Tintin asked how I responded.. I responded with calm.  I called Alan to plead with him not to respond because I knew he was burning with anger.  In all our replies, we remained civil and non-aggressive.  Someone had to or expletives would have followed.  Despite it all, the anger kept coming forth. 

So much anger.  As Jayred  had said, “..we should be very careful with our words — spoken and written.”  Indeed.  Even if those who hurled the angry words should feel repentant afterwards, it’s not that easy to erase the memory of the pain of reading or hearing those words in one’s heart.  Isn’t it so true that it is so much easier to forgive than to forget? 

While I cannot speak for my mother-in-law, knowing how generous a heart she has, I know that she has already forgiven her errant daughter, but human as she is, she is constantly reminded of the painful words that were said.  How can you forget your child addressing you by your first name?  All my mother-in-law could say was her daughter didn’t even have the decency to address her as Mrs. G.

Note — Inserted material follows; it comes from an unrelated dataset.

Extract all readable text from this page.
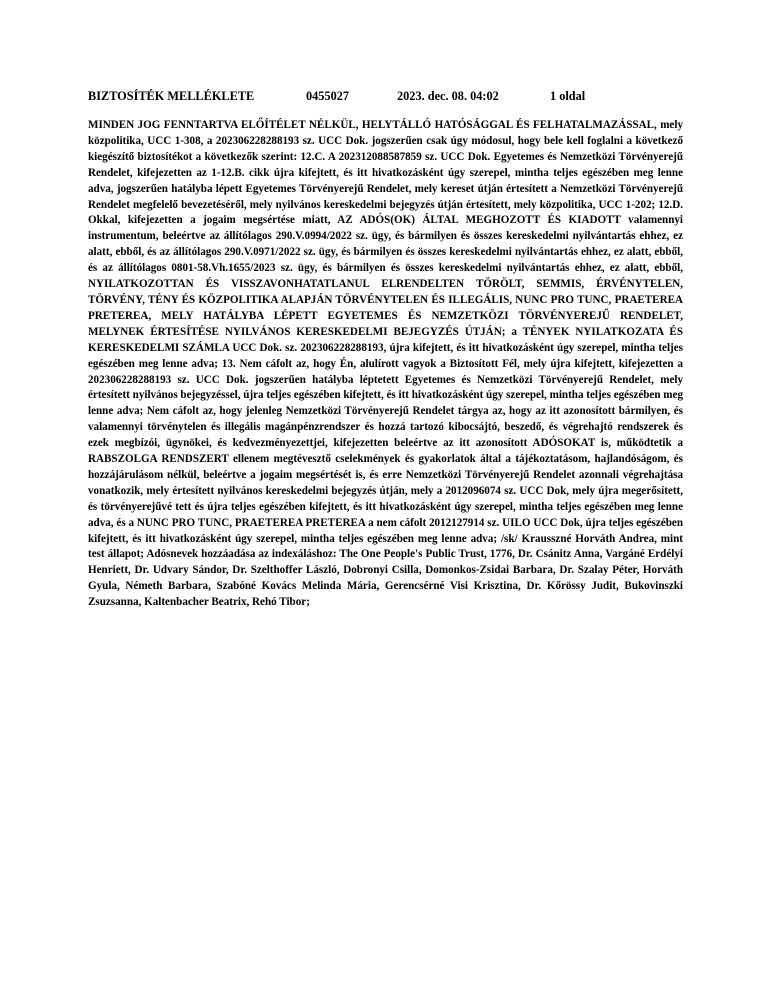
BIZTOSÍTÉK MELLÉKLETE	0455027	2023. dec. 08. 04:02	1 oldal

MINDEN JOG FENNTARTVA ELŐÍTÉLET NÉLKÜL, HELYTÁLLÓ HATÓSÁGGAL ÉS FELHATALMAZÁSSAL, mely közpolitika, UCC 1-308, a 202306228288193 sz. UCC Dok. jogszerűen csak úgy módosul, hogy bele kell foglalni a következő kiegészítő biztosítékot a következők szerint: 12.C. A 202312088587859 sz. UCC Dok. Egyetemes és Nemzetközi Törvényerejű Rendelet, kifejezetten az 1-12.B. cikk újra kifejtett, és itt hivatkozásként úgy szerepel, mintha teljes egészében meg lenne adva, jogszerűen hatályba lépett Egyetemes Törvényerejű Rendelet, mely kereset útján értesített a Nemzetközi Törvényerejű Rendelet megfelelő bevezetéséről, mely nyilvános kereskedelmi bejegyzés útján értesített, mely közpolitika, UCC 1-202; 12.D. Okkal, kifejezetten a jogaim megsértése miatt, AZ ADÓS(OK) ÁLTAL MEGHOZOTT ÉS KIADOTT valamennyi instrumentum, beleértve az állítólagos 290.V.0994/2022 sz. ügy, és bármilyen és összes kereskedelmi nyilvántartás ehhez, ez alatt, ebből, és az állítólagos 290.V.0971/2022 sz. ügy, és bármilyen és összes kereskedelmi nyilvántartás ehhez, ez alatt, ebből, és az állítólagos 0801-58.Vh.1655/2023 sz. ügy, és bármilyen és összes kereskedelmi nyilvántartás ehhez, ez alatt, ebből, NYILATKOZOTTAN ÉS VISSZAVONHATATLANUL ELRENDELTEN TÖRÖLT, SEMMIS, ÉRVÉNYTELEN, TÖRVÉNY, TÉNY ÉS KÖZPOLITIKA ALAPJÁN TÖRVÉNYTELEN ÉS ILLEGÁLIS, NUNC PRO TUNC, PRAETEREA PRETEREA, MELY HATÁLYBA LÉPETT EGYETEMES ÉS NEMZETKÖZI TÖRVÉNYEREJŰ RENDELET, MELYNEK ÉRTESÍTÉSE NYILVÁNOS KERESKEDELMI BEJEGYZÉS ÚTJÁN; a TÉNYEK NYILATKOZATA ÉS KERESKEDELMI SZÁMLA UCC Dok. sz. 202306228288193, újra kifejtett, és itt hivatkozásként úgy szerepel, mintha teljes egészében meg lenne adva; 13. Nem cáfolt az, hogy Én, alulírott vagyok a Biztosított Fél, mely újra kifejtett, kifejezetten a 202306228288193 sz. UCC Dok. jogszerűen hatályba léptetett Egyetemes és Nemzetközi Törvényerejű Rendelet, mely értesített nyilvános bejegyzéssel, újra teljes egészében kifejtett, és itt hivatkozásként úgy szerepel, mintha teljes egészében meg lenne adva; Nem cáfolt az, hogy jelenleg Nemzetközi Törvényerejű Rendelet tárgya az, hogy az itt azonosított bármilyen, és valamennyi törvénytelen és illegális magánpénzrendszer és hozzá tartozó kibocsájtó, beszedő, és végrehajtó rendszerek és ezek megbízói, ügynökei, és kedvezményezettjei, kifejezetten beleértve az itt azonosított ADÓSOKAT is, működtetik a RABSZOLGA RENDSZERT ellenem megtévesztő cselekmények és gyakorlatok által a tájékoztatásom, hajlandóságom, és hozzájárulásom nélkül, beleértve a jogaim megsértését is, és erre Nemzetközi Törvényerejű Rendelet azonnali végrehajtása vonatkozik, mely értesített nyilvános kereskedelmi bejegyzés útján, mely a 2012096074 sz. UCC Dok, mely újra megerősített, és törvényerejűvé tett és újra teljes egészében kifejtett, és itt hivatkozásként úgy szerepel, mintha teljes egészében meg lenne adva, és a NUNC PRO TUNC, PRAETEREA PRETEREA a nem cáfolt 2012127914 sz. UILO UCC Dok, újra teljes egészében kifejtett, és itt hivatkozásként úgy szerepel, mintha teljes egészében meg lenne adva; /sk/ Krausszné Horváth Andrea, mint test állapot; Adósnevek hozzáadása az indexáláshoz: The One People's Public Trust, 1776, Dr. Csánitz Anna, Vargáné Erdélyi Henriett, Dr. Udvary Sándor, Dr. Szelthoffer László, Dobronyi Csilla, Domonkos-Zsidai Barbara, Dr. Szalay Péter, Horváth Gyula, Németh Barbara, Szabóné Kovács Melinda Mária, Gerencsérné Visi Krisztina, Dr. Kőrössy Judit, Bukovinszki Zsuzsanna, Kaltenbacher Beatrix, Rehó Tibor;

The healing will take a while.  I just hope my mother-in-law has the time to spare.  She turns 76 this May and already, making that birthday a happy one is a big challenge to Alan and me, given that it will be celebrated without her two grandchildren, and without the person she took in as a real daughter for the last 32 years.  And yet all that my sister-in-law could say to sum up her life with this family was 32 years of hurt.  I just hope and pray that her own hurt passes.  Maybe then she will remember who it was who nurtured her to be the person that she is now.  I just hope it’s not too late and her Mom will still be around to hear her address her again as she rightfully should be called, “Mother.”

Spaced Out

I sat on the bus this morning sort of all spaced out.  I found myself sinking into a deep depression that almost saw me crying.  I didn’t even pull out my face compact until it was almost the last stop, and only because I suddenly remembered I had not painted my face yet.

The morning wasn’t bad at all — Mom was so touched when I handed her the bouquet of flowers I had left on the stairwell landing so she did not see me bring it home last night.  She loved the scrapbook (and yes, I will take pictures of the layouts when I spruce it up later on).. and she seemed happy.  She doesn’t even know that I am coming home early later to bring dinner from the Filipino store.

It’s just one of those days, I guess.  Sometimes the bigger issues at hand make us forget the nagging thoughts in our mind.  Can’t be PMS — I just finished the cycle.  I’d run to Saisaki for an eat-all-you-can binge on my favorite comfort food: sashimi if I could… =)  Boy, just thinking about doing that when I go home end April put a smile on my face.